Aplikasi membuat segalanya lebih mudah di Asia
Hal yang menarik tentang dunia perjalanan di Asia adalah bahwa mereka telah sangat memahami manfaat penggunaan aplikasi super.
Di Asia Tenggara, ada MOVE milik Air Asia yang memungkinkan para pelancong untuk melakukan segalanya mulai dari pemesanan penerbangan hingga memilih tempat wisata untuk dikunjungi
Grab telah memperluas kemampuannya untuk mencakup pemesanan hotel dan restoran di samping layanan transportasi dan pengiriman makanan andalannya.
Di Tiongkok Daratan dan wilayah otonom khususnya, Alipay lebih dari sekadar solusi pembayaran biasa, tetapi aplikasi serba guna yang dapat digunakan untuk membeli tiket kereta api, memesan transportasi, dan bahkan melakukan penerjemahan bagi para pelancong yang kesulitan berkomunikasi dengan penduduk setempat.
Aplikasi-aplikasi ini secara khusus dibuat untuk pasar regional di mana kenyamanan dan otonomi digital adalah bagian dari kehidupan sehari-hari, dan alat-alat tersebut mempermudah segala hal mulai dari pemesanan hingga pemantauan bagi para manajer perjalanan bisnis.

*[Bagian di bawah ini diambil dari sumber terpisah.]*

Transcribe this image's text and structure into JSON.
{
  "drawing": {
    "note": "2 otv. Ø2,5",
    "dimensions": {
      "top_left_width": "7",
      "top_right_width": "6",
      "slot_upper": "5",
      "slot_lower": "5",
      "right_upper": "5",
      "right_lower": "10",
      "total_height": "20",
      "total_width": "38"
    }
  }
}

Mereka yang berada di belahan dunia lain dapat belajar banyak dari hal ini, khususnya terkait implementasi alat visibilitas pengeluaran yang memastikan kepatuhan terhadap peraturan perjalanan perusahaan sekaligus memberikan fleksibilitas optimal bagi para pelancong individu.
Mengaburkan batas antara bisnis dan rekreasi
Meskipun perjalanan gabungan, yaitu perjalanan di mana istirahat dan relaksasi mengikuti bisnis atau sebaliknya, hampir selalu menjadi hal yang wajar, hal ini menjadi lebih umum dalam beberapa tahun terakhir.
Berkat para pekerja digital nomaden dan pelancong muda yang bekerja, kebijakan perjalanan di Asia menjadi lebih fleksibel dan lincah, memungkinkan karyawan untuk memperpanjang perjalanan bisnis guna memastikan rekreasi pribadi atau menambah waktu berkualitas bersama keluarga.
Dengan demikian, para pelancong bisnis Asia kembali bekerja dengan kepuasan yang lebih besar daripada sekadar mengetahui bahwa misi telah tercapai; pada saat yang sama, perusahaan dapat memaksimalkan pengembalian atas pengeluaran mereka untuk perjalanan.
Seperti yang telah kami nyatakan dalam artikel sebelumnya, ini merupakan keuntungan besar bagi para pelancong bisnis yang menjalani beberapa pertemuan dalam satu perjalanan karena memungkinkan mereka untuk menyegarkan diri sebelum kembali melapor dan melanjutkan bisnis seperti biasa.